Personal information
- Full name: Maksim Anatolyevich Semenov
- Nationality: Russia
- Born: 7 April 1979 (age 47) Tolyatti, Russian SFSR, Soviet Union
- Height: 1.74 m (5 ft 8+1⁄2 in)
- Weight: 66 kg (146 lb)

Sport
- Style: Greco-Roman
- Club: Torpedo Moskva
- Coach: Rerik Sadikhanov

= Maksim Semenov (wrestler) =

Russian Greco-Roman wrestler

Maksim Anatolyevich Semenov (Максим Анатольевич Семёнов; born April 7, 1979, in Tolyatti) is a retired amateur Russian Greco-Roman wrestler, who competed in the men's welterweight category. He obtained a fourth position in the 66-kg division at the 2002 World Wrestling Championships in Moscow, and also represented his nation Russia at the 2004 Summer Olympics, finishing ninth in the process. Throughout his sporting career, Semenov trained full-time for Torpedo Wrestling Club in Moscow, under his personal coach and mentor Rerik Sadikhanov.

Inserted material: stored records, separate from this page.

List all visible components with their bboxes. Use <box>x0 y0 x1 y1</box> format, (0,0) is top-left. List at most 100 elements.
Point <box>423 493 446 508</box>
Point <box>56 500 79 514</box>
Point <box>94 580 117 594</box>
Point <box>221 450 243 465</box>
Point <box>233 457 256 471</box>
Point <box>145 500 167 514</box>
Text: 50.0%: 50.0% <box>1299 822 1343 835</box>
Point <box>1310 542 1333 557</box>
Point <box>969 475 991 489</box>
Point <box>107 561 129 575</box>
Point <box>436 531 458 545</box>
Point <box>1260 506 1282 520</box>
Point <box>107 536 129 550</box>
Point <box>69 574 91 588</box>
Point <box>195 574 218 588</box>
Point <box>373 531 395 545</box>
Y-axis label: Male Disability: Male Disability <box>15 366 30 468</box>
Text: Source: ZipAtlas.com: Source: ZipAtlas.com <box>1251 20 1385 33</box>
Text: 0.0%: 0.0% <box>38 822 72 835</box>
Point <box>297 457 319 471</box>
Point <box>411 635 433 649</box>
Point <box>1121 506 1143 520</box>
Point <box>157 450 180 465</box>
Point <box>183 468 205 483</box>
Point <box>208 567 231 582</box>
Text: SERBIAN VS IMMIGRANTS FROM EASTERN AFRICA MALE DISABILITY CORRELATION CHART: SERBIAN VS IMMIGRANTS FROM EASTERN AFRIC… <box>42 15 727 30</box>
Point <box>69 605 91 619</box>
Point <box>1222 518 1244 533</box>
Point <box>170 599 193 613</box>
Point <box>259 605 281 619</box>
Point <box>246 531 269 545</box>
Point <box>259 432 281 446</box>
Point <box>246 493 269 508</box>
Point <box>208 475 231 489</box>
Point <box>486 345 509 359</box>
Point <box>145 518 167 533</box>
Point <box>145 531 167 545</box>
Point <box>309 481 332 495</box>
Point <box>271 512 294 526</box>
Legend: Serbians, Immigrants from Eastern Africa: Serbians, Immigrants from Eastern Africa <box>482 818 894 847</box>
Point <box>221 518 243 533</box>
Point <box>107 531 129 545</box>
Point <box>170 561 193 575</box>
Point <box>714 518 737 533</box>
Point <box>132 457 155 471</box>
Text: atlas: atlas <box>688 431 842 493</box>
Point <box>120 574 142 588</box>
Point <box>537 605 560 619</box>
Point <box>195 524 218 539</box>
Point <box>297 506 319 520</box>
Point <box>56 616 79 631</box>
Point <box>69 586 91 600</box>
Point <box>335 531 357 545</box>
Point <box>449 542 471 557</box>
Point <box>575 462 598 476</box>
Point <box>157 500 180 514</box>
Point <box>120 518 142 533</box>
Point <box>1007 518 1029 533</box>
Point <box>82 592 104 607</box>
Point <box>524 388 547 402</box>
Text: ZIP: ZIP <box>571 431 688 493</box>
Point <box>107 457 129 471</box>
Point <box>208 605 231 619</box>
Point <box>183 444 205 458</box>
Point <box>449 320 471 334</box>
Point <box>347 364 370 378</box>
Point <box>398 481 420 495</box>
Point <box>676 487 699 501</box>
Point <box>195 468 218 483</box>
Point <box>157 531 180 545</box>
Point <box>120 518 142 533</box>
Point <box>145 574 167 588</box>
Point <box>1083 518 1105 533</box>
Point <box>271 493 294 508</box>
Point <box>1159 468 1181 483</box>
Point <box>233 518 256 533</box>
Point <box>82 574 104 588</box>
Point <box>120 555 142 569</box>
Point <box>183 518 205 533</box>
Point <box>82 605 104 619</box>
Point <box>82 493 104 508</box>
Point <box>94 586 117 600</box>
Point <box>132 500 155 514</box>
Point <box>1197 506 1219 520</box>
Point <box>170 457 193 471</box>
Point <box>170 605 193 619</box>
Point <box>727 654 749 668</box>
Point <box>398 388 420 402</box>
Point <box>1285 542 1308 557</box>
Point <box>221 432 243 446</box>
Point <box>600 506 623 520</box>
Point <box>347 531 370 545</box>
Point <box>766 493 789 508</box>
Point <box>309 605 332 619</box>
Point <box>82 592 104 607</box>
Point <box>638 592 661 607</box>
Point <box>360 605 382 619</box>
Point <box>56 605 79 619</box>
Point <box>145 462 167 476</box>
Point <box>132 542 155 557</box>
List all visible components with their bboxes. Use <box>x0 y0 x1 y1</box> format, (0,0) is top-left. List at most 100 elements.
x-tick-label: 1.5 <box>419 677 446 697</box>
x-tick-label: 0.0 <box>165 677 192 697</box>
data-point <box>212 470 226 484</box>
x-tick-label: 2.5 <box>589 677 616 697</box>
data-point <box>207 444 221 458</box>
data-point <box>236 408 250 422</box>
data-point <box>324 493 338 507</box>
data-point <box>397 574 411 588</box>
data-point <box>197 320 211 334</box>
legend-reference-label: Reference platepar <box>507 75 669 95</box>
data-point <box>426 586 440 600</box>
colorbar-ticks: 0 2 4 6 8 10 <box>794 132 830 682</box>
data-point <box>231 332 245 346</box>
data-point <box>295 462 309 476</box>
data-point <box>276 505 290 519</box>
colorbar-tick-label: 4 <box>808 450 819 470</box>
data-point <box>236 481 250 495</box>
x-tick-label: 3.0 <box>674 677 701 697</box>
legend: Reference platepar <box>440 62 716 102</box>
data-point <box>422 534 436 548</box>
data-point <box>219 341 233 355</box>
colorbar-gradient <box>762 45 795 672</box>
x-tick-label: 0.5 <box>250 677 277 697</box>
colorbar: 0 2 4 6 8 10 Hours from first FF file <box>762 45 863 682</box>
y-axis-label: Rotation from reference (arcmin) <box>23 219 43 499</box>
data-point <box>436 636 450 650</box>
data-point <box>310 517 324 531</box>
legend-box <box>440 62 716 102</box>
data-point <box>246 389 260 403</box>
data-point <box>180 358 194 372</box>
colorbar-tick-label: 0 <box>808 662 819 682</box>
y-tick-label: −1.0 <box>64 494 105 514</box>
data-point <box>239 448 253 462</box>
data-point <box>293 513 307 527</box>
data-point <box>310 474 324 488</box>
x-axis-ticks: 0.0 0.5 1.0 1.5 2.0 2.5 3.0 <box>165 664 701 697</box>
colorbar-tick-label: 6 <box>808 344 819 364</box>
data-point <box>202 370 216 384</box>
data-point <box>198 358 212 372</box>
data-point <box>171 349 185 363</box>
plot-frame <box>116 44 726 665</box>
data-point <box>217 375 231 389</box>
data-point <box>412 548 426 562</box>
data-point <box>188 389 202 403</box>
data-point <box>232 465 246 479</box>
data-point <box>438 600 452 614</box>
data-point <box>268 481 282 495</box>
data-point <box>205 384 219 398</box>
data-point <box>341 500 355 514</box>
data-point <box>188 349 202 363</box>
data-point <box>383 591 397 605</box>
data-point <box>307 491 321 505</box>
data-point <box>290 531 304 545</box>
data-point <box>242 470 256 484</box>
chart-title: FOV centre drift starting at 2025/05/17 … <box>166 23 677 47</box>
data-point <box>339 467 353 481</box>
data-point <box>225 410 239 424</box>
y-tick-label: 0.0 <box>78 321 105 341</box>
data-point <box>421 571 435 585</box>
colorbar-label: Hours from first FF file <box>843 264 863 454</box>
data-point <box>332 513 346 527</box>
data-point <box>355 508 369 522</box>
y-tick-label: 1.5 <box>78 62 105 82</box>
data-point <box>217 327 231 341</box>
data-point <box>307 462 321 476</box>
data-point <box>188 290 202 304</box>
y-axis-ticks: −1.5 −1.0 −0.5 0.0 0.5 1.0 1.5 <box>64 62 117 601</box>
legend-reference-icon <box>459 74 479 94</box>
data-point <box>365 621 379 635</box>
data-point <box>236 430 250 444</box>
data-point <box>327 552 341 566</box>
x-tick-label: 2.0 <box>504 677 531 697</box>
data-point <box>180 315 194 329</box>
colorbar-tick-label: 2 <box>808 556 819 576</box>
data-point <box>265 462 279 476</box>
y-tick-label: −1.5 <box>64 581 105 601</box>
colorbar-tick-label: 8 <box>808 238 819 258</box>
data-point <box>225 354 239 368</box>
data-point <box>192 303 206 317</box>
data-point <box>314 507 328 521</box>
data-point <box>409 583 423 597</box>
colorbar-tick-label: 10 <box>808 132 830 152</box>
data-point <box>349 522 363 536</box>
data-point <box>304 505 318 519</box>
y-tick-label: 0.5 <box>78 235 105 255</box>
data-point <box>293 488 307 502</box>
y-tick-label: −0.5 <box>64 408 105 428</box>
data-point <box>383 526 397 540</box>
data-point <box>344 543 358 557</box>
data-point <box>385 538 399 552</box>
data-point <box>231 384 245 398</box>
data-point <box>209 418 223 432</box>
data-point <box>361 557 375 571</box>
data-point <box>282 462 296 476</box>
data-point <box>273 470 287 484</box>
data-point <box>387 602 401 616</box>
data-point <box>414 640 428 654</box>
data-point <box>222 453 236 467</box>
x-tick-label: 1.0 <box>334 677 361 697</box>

Semenov qualified for the Russian squad in the men's 66 kg class at the 2004 Summer Olympics in Athens by filling up an entry by the International Federation of Association Wrestling and the Russian Olympic Committee through a reallocation process. He lost his opening match to Armenia's Vaghinak Galstyan by a 2–2 draw, but bounced back to defeat Sweden's Jimmy Samuelsson with a solid 3–1 decision, placing second in the prelim pool round and did not advance to the quarterfinals. Semenov originally claimed the eleventh position in the final standings, but two wrestlers were both disqualified by a forfeit in a playoff, upgrading him to ninth.